Pimco predicted that although this rapid growth would push up inflation to above 2% over the “next several years”, it is unlikely to cause price rises to spiral due, in part, to the reduced bargaining power of workers.
Pimco head of policy Libby Cantrill and economist Tiffany Wilding said they expected the eventual stimulus package to be close to the $1.9 trillion size that President Biden is seeking.
They said the legislation’s focus on enhancing social safety net provisions such as unemployment benefits, coupled with direct support to households and businesses, “boosts the near-term growth outlook.”
Cantrill and Wilding added that the size of the package may also help to cushion the blow to the economy should any problems crop up, such as a slower-than-expected vaccination program.
They upped their growth prediction for the US economy in 2021 to between 7% and 7.5%, more than making up for the 3.5% contraction in 2020.
A 7.5% expansion would be the strongest since the early 1950s, although the US saw growth of more than 7% in 1984.

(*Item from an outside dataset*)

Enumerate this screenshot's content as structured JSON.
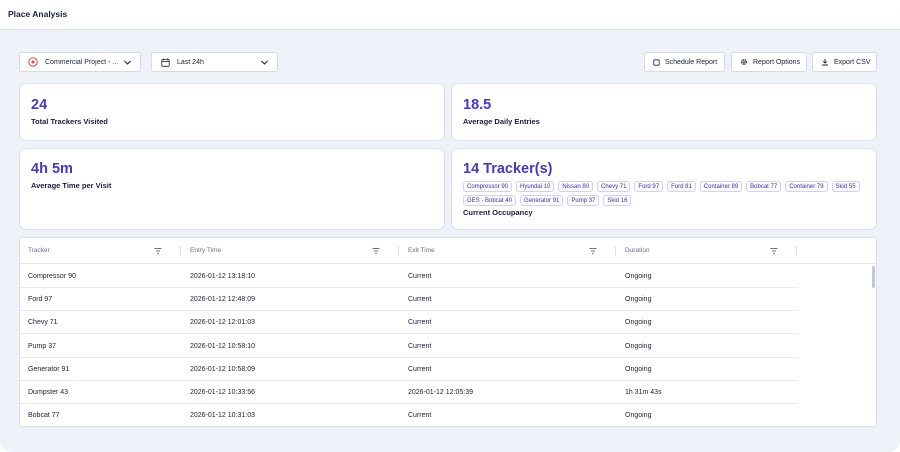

Rising growth expectations have troubled financial markets lately, however, as they have led to higher bond yields. This has made stocks look less attractive and pulled down the tech-heavy Nasdaq index this week.
The Pimco note said the rapid economic growth and rise in employment “doesn’t have huge implications for our inflation outlook.” Cantrill and Wilding said this was in part because a decline in labor unions means workers are now less able to achieve wage rises.
Nonetheless, Pimco expects US inflation to rise to 2% in 2021 before dropping to around 1.5% by the end of the year. It then expects inflation to gradually accelerate to a range of 2.2% to 2.5% over the course of the next several years.
“It’s not surprising that more investors are worried about another inflationary accident,” Cantrill and Wilding said.
Yet they added: “While a period of above-target inflation has become more likely, in our view, the likelihood of a self-reinforcing inflationary process similar to what happened in the 1970s is still relatively low.”